Sagreras ha vinculado directamente a Zapatero con el llamado caso Koldo y con el exministro José Luis Ábalos y Santos Cerdán, recordando que todos ellos habían reconocido al expresidente como su "faro de valores". "Todo lo que rodea al señor Sánchez está podrido", ha afirmado, antes de asegurar que para que se produjeran las presuntas irregularidades "era necesaria la colaboración absoluta del Consejo de Ministros". El dirigente popular también ha señalado que el PSOE necesita "una renovación profunda a todas las escalas".

Como era de esperar, todavía más contundente ha sido la portavoz de Vox, Manuela Cañadas, que se ha mostrado sorprendida de que el presidente del Gobierno no haya convocado ya elecciones generales. "Más vergüenza de la que la UCO denomina organización criminal no podemos estar pasando", ha afirmado. Cañadas ha asegurado además que Zapatero es "el primer expresidente imputado" y ha apuntado directamente a Sánchez como siguiente objetivo judicial. "Basta ver la cara que tenía ayer cuando se presentó ante el Rey para ver lo que le viene encima", ha dicho la portavoz de los de Abascal, quien también ha reclamado al PP "altura de miras" y ha planteado incluso la necesidad de impulsar "una moción de censura urgente" si Sánchez no convoca elecciones.

Prohens asegura que la investigación "apunta directamente al Gobierno"

Marga Prohens, presidenta del Govern, se ha referido este miércoles en Magaluf a la imputación del expresidente del Gobierno, que ha calificado como "un mal día para la democracia". La presidenta ha sostenido que se trata de "un día para que el Gobierno y el PSOE den explicaciones" y no para que Sánchez "respalde" al expresidente socialista. Según Prohens, la investigación judicial "apunta a Zapatero como el vértice de una organización criminal", si bien ha subrayado también que el rescate de Plus Ultra "lo aprobó un Consejo de Ministros presidido por Pedro Sánchez".

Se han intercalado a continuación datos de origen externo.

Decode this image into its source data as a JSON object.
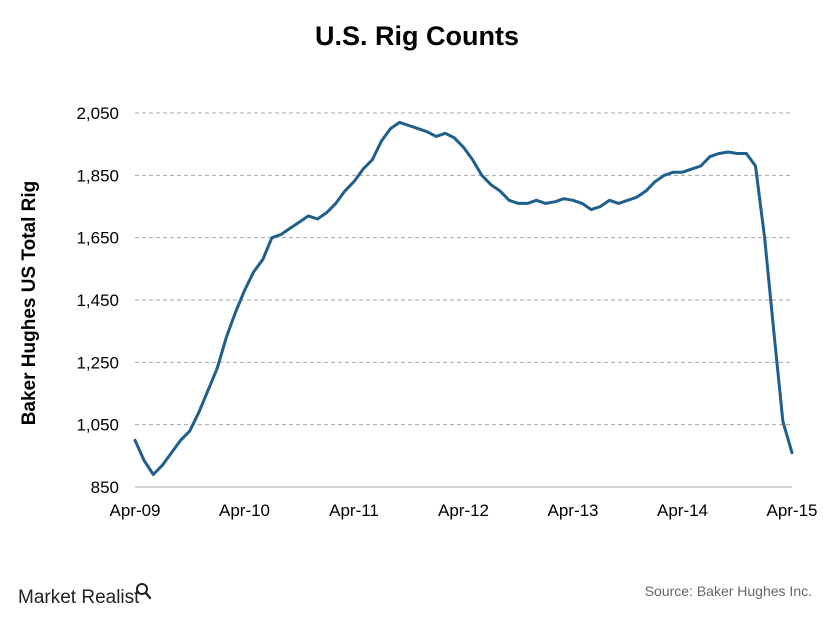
{
  "brand": {
    "name": "Market Realist",
    "icon": "magnifier-icon"
  },
  "source": "Source: Baker Hughes Inc.",
  "chart_data": {
    "type": "line",
    "title": "U.S. Rig Counts",
    "xlabel": "",
    "ylabel": "Baker Hughes US Total Rig",
    "x_ticks": [
      "Apr-09",
      "Apr-10",
      "Apr-11",
      "Apr-12",
      "Apr-13",
      "Apr-14",
      "Apr-15"
    ],
    "xlim": [
      "2009-04",
      "2015-04"
    ],
    "y_ticks": [
      "2,050",
      "1,850",
      "1,650",
      "1,450",
      "1,250",
      "1,050",
      "850"
    ],
    "ylim": [
      850,
      2050
    ],
    "grid": "horizontal dashed",
    "line_color": "#1f5f8b",
    "series": [
      {
        "x": [
          "2009-04",
          "2009-05",
          "2009-06",
          "2009-07",
          "2009-08",
          "2009-09",
          "2009-10",
          "2009-11",
          "2009-12",
          "2010-01",
          "2010-02",
          "2010-03",
          "2010-04",
          "2010-05",
          "2010-06",
          "2010-07",
          "2010-08",
          "2010-09",
          "2010-10",
          "2010-11",
          "2010-12",
          "2011-01",
          "2011-02",
          "2011-03",
          "2011-04",
          "2011-05",
          "2011-06",
          "2011-07",
          "2011-08",
          "2011-09",
          "2011-10",
          "2011-11",
          "2011-12",
          "2012-01",
          "2012-02",
          "2012-03",
          "2012-04",
          "2012-05",
          "2012-06",
          "2012-07",
          "2012-08",
          "2012-09",
          "2012-10",
          "2012-11",
          "2012-12",
          "2013-01",
          "2013-02",
          "2013-03",
          "2013-04",
          "2013-05",
          "2013-06",
          "2013-07",
          "2013-08",
          "2013-09",
          "2013-10",
          "2013-11",
          "2013-12",
          "2014-01",
          "2014-02",
          "2014-03",
          "2014-04",
          "2014-05",
          "2014-06",
          "2014-07",
          "2014-08",
          "2014-09",
          "2014-10",
          "2014-11",
          "2014-12",
          "2015-01",
          "2015-02",
          "2015-03",
          "2015-04"
        ],
        "values": [
          1000,
          935,
          890,
          920,
          960,
          1000,
          1030,
          1090,
          1160,
          1230,
          1330,
          1410,
          1480,
          1540,
          1580,
          1650,
          1660,
          1680,
          1700,
          1720,
          1710,
          1730,
          1760,
          1800,
          1830,
          1870,
          1900,
          1960,
          2000,
          2020,
          2010,
          2000,
          1990,
          1975,
          1985,
          1970,
          1940,
          1900,
          1850,
          1820,
          1800,
          1770,
          1760,
          1760,
          1770,
          1760,
          1765,
          1775,
          1770,
          1760,
          1740,
          1750,
          1770,
          1760,
          1770,
          1780,
          1800,
          1830,
          1850,
          1860,
          1860,
          1870,
          1880,
          1910,
          1920,
          1925,
          1920,
          1920,
          1880,
          1650,
          1350,
          1060,
          960
        ]
      }
    ]
  }
}
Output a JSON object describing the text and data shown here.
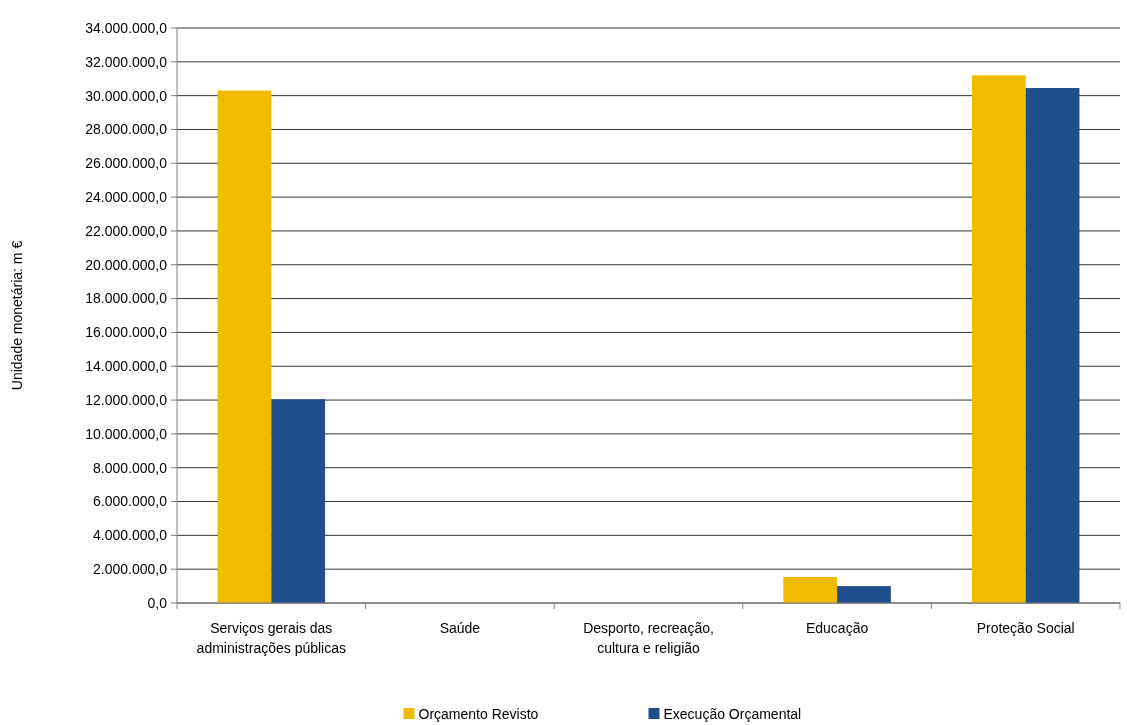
{
  "chart_data": {
    "type": "bar",
    "ylabel": "Unidade monetária: m €",
    "categories": [
      "Serviços gerais das administrações públicas",
      "Saúde",
      "Desporto, recreação, cultura e religião",
      "Educação",
      "Proteção Social"
    ],
    "series": [
      {
        "name": "Orçamento Revisto",
        "color": "#f0bc00",
        "values": [
          30300000,
          0,
          0,
          1540000,
          31200000
        ]
      },
      {
        "name": "Execução Orçamental",
        "color": "#1f4e8c",
        "values": [
          12050000,
          0,
          0,
          1000000,
          30450000
        ]
      }
    ],
    "ylim": [
      0,
      34000000
    ],
    "yticks": [
      {
        "value": 0,
        "label": "0,0"
      },
      {
        "value": 2000000,
        "label": "2.000.000,0"
      },
      {
        "value": 4000000,
        "label": "4.000.000,0"
      },
      {
        "value": 6000000,
        "label": "6.000.000,0"
      },
      {
        "value": 8000000,
        "label": "8.000.000,0"
      },
      {
        "value": 10000000,
        "label": "10.000.000,0"
      },
      {
        "value": 12000000,
        "label": "12.000.000,0"
      },
      {
        "value": 14000000,
        "label": "14.000.000,0"
      },
      {
        "value": 16000000,
        "label": "16.000.000,0"
      },
      {
        "value": 18000000,
        "label": "18.000.000,0"
      },
      {
        "value": 20000000,
        "label": "20.000.000,0"
      },
      {
        "value": 22000000,
        "label": "22.000.000,0"
      },
      {
        "value": 24000000,
        "label": "24.000.000,0"
      },
      {
        "value": 26000000,
        "label": "26.000.000,0"
      },
      {
        "value": 28000000,
        "label": "28.000.000,0"
      },
      {
        "value": 30000000,
        "label": "30.000.000,0"
      },
      {
        "value": 32000000,
        "label": "32.000.000,0"
      },
      {
        "value": 34000000,
        "label": "34.000.000,0"
      }
    ],
    "grid": "y",
    "legend": "bottom"
  }
}
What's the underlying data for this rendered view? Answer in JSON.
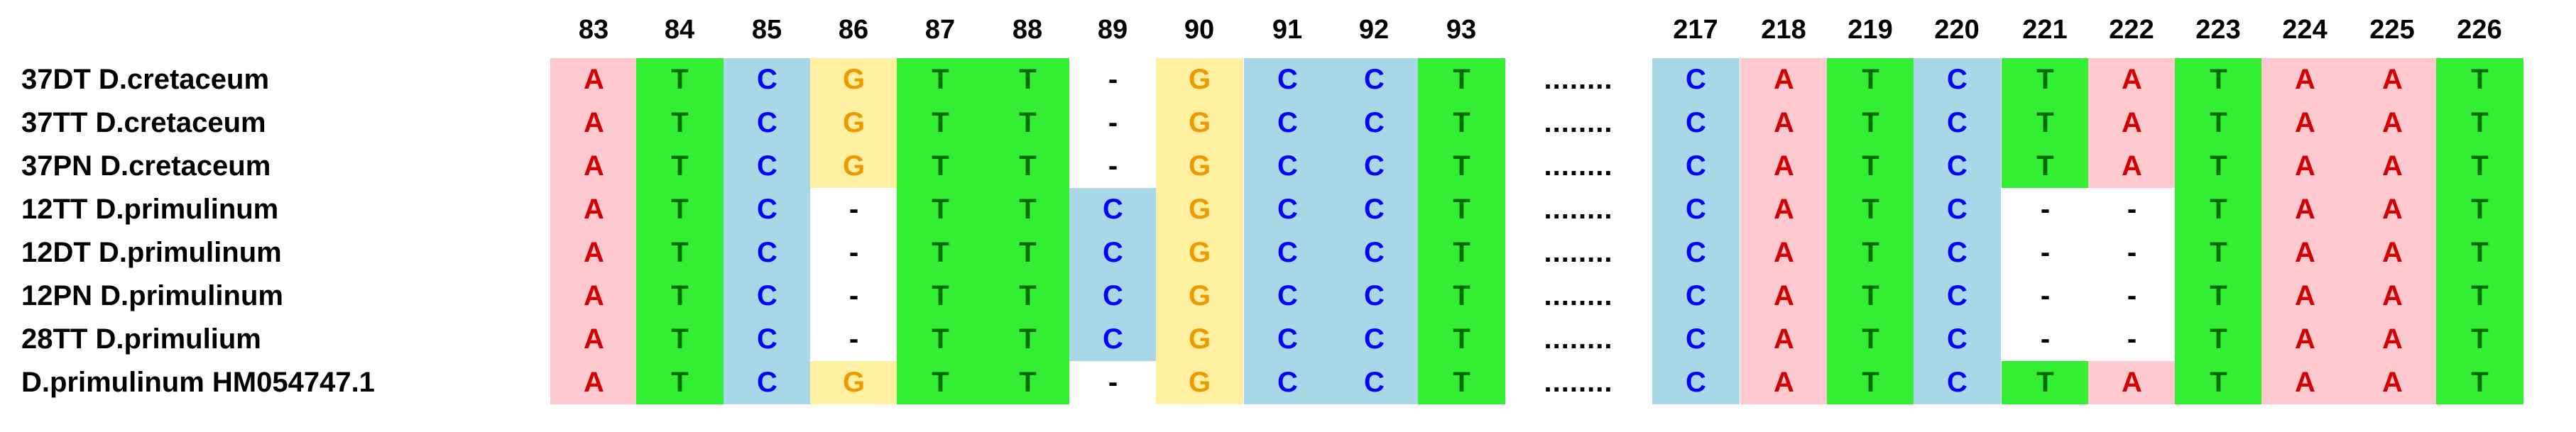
{
  "colors": {
    "A": {
      "bg": "#fec8cf",
      "fg": "#d40000"
    },
    "T": {
      "bg": "#33ee33",
      "fg": "#006b00"
    },
    "C": {
      "bg": "#a8d8e8",
      "fg": "#0000ff"
    },
    "G": {
      "bg": "#fef0a0",
      "fg": "#ee9900"
    },
    "-": {
      "bg": "#ffffff",
      "fg": "#000000"
    }
  },
  "gap_marker": "........",
  "positions": [
    "83",
    "84",
    "85",
    "86",
    "87",
    "88",
    "89",
    "90",
    "91",
    "92",
    "93",
    "217",
    "218",
    "219",
    "220",
    "221",
    "222",
    "223",
    "224",
    "225",
    "226"
  ],
  "sequences": [
    {
      "label": "37DT D.cretaceum",
      "bases": [
        "A",
        "T",
        "C",
        "G",
        "T",
        "T",
        "-",
        "G",
        "C",
        "C",
        "T",
        "C",
        "A",
        "T",
        "C",
        "T",
        "A",
        "T",
        "A",
        "A",
        "T"
      ]
    },
    {
      "label": "37TT D.cretaceum",
      "bases": [
        "A",
        "T",
        "C",
        "G",
        "T",
        "T",
        "-",
        "G",
        "C",
        "C",
        "T",
        "C",
        "A",
        "T",
        "C",
        "T",
        "A",
        "T",
        "A",
        "A",
        "T"
      ]
    },
    {
      "label": "37PN D.cretaceum",
      "bases": [
        "A",
        "T",
        "C",
        "G",
        "T",
        "T",
        "-",
        "G",
        "C",
        "C",
        "T",
        "C",
        "A",
        "T",
        "C",
        "T",
        "A",
        "T",
        "A",
        "A",
        "T"
      ]
    },
    {
      "label": "12TT D.primulinum",
      "bases": [
        "A",
        "T",
        "C",
        "-",
        "T",
        "T",
        "C",
        "G",
        "C",
        "C",
        "T",
        "C",
        "A",
        "T",
        "C",
        "-",
        "-",
        "T",
        "A",
        "A",
        "T"
      ]
    },
    {
      "label": "12DT D.primulinum",
      "bases": [
        "A",
        "T",
        "C",
        "-",
        "T",
        "T",
        "C",
        "G",
        "C",
        "C",
        "T",
        "C",
        "A",
        "T",
        "C",
        "-",
        "-",
        "T",
        "A",
        "A",
        "T"
      ]
    },
    {
      "label": "12PN D.primulinum",
      "bases": [
        "A",
        "T",
        "C",
        "-",
        "T",
        "T",
        "C",
        "G",
        "C",
        "C",
        "T",
        "C",
        "A",
        "T",
        "C",
        "-",
        "-",
        "T",
        "A",
        "A",
        "T"
      ]
    },
    {
      "label": "28TT D.primulium",
      "bases": [
        "A",
        "T",
        "C",
        "-",
        "T",
        "T",
        "C",
        "G",
        "C",
        "C",
        "T",
        "C",
        "A",
        "T",
        "C",
        "-",
        "-",
        "T",
        "A",
        "A",
        "T"
      ]
    },
    {
      "label": "D.primulinum HM054747.1",
      "bases": [
        "A",
        "T",
        "C",
        "G",
        "T",
        "T",
        "-",
        "G",
        "C",
        "C",
        "T",
        "C",
        "A",
        "T",
        "C",
        "T",
        "A",
        "T",
        "A",
        "A",
        "T"
      ]
    }
  ]
}
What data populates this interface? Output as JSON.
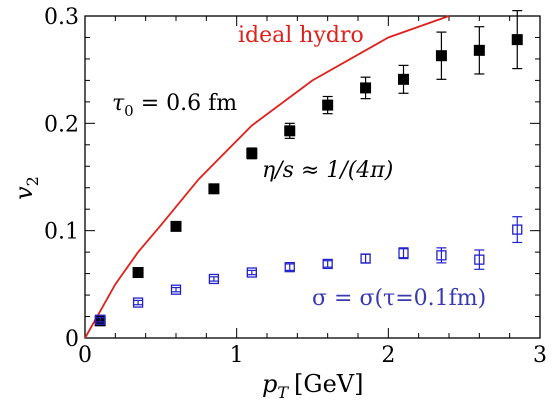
{
  "chart_data": {
    "type": "scatter",
    "xlabel_var": "p",
    "xlabel_sub": "T",
    "xlabel_unit": "[GeV]",
    "ylabel_var": "v",
    "ylabel_sub": "2",
    "xlim": [
      0,
      3
    ],
    "ylim": [
      0,
      0.3
    ],
    "x_ticks": [
      "0",
      "1",
      "2",
      "3"
    ],
    "y_ticks": [
      "0",
      "0.1",
      "0.2",
      "0.3"
    ],
    "grid": false,
    "legend": "none",
    "series": [
      {
        "name": "ideal hydro",
        "style": "line",
        "color": "#e0201c",
        "x": [
          0.0,
          0.1,
          0.2,
          0.35,
          0.5,
          0.75,
          1.1,
          1.5,
          2.0,
          2.4
        ],
        "y": [
          0.0,
          0.025,
          0.05,
          0.08,
          0.105,
          0.148,
          0.198,
          0.24,
          0.28,
          0.3
        ]
      },
      {
        "name": "eta/s ≈ 1/(4π)",
        "style": "filled-square",
        "color": "#000000",
        "x": [
          0.1,
          0.35,
          0.6,
          0.85,
          1.1,
          1.35,
          1.6,
          1.85,
          2.1,
          2.35,
          2.6,
          2.85
        ],
        "y": [
          0.016,
          0.061,
          0.104,
          0.139,
          0.172,
          0.193,
          0.217,
          0.233,
          0.241,
          0.263,
          0.268,
          0.278
        ],
        "err": [
          0.003,
          0.003,
          0.004,
          0.004,
          0.005,
          0.007,
          0.008,
          0.01,
          0.013,
          0.022,
          0.022,
          0.027
        ]
      },
      {
        "name": "sigma = sigma(tau=0.1fm)",
        "style": "open-square",
        "color": "#2222cc",
        "x": [
          0.1,
          0.35,
          0.6,
          0.85,
          1.1,
          1.35,
          1.6,
          1.85,
          2.1,
          2.35,
          2.6,
          2.85
        ],
        "y": [
          0.017,
          0.033,
          0.045,
          0.055,
          0.061,
          0.066,
          0.069,
          0.074,
          0.079,
          0.077,
          0.073,
          0.101
        ],
        "err": [
          0.002,
          0.002,
          0.002,
          0.002,
          0.002,
          0.003,
          0.003,
          0.004,
          0.005,
          0.007,
          0.009,
          0.012
        ]
      }
    ],
    "annotations": {
      "ideal_hydro": "ideal hydro",
      "tau0_var": "τ",
      "tau0_sub": "0",
      "tau0_rest": " = 0.6 fm",
      "eta_s": "η/s ≈ 1/(4π)",
      "sigma": "σ = σ(τ=0.1fm)"
    }
  }
}
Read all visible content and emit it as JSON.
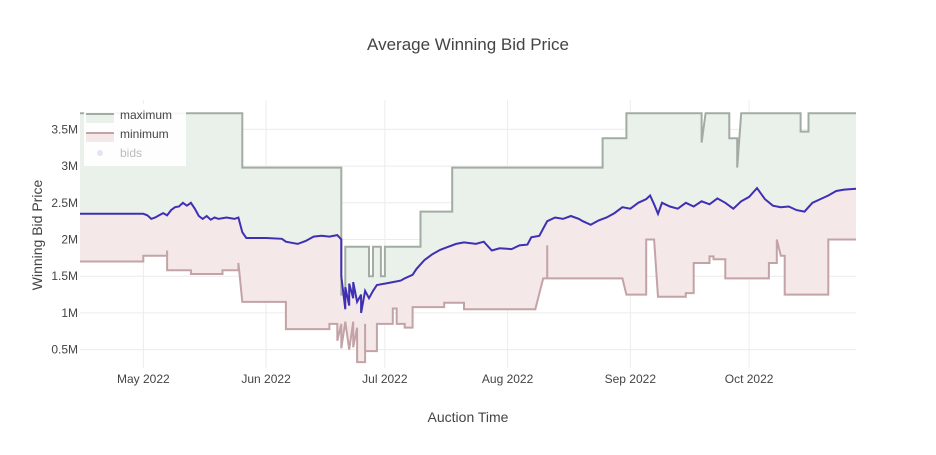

Por ello, Prohens ha afirmado que, a su juicio, la investigación "apunta directamente al Gobierno de España" y ha considerado que la actitud de Sánchez es de una "complicidad que debería explicarse". También ha emplazado al PSIB a dar explicaciones, al señalar que los socialistas baleares tenían a Zapatero como "referente ideológico".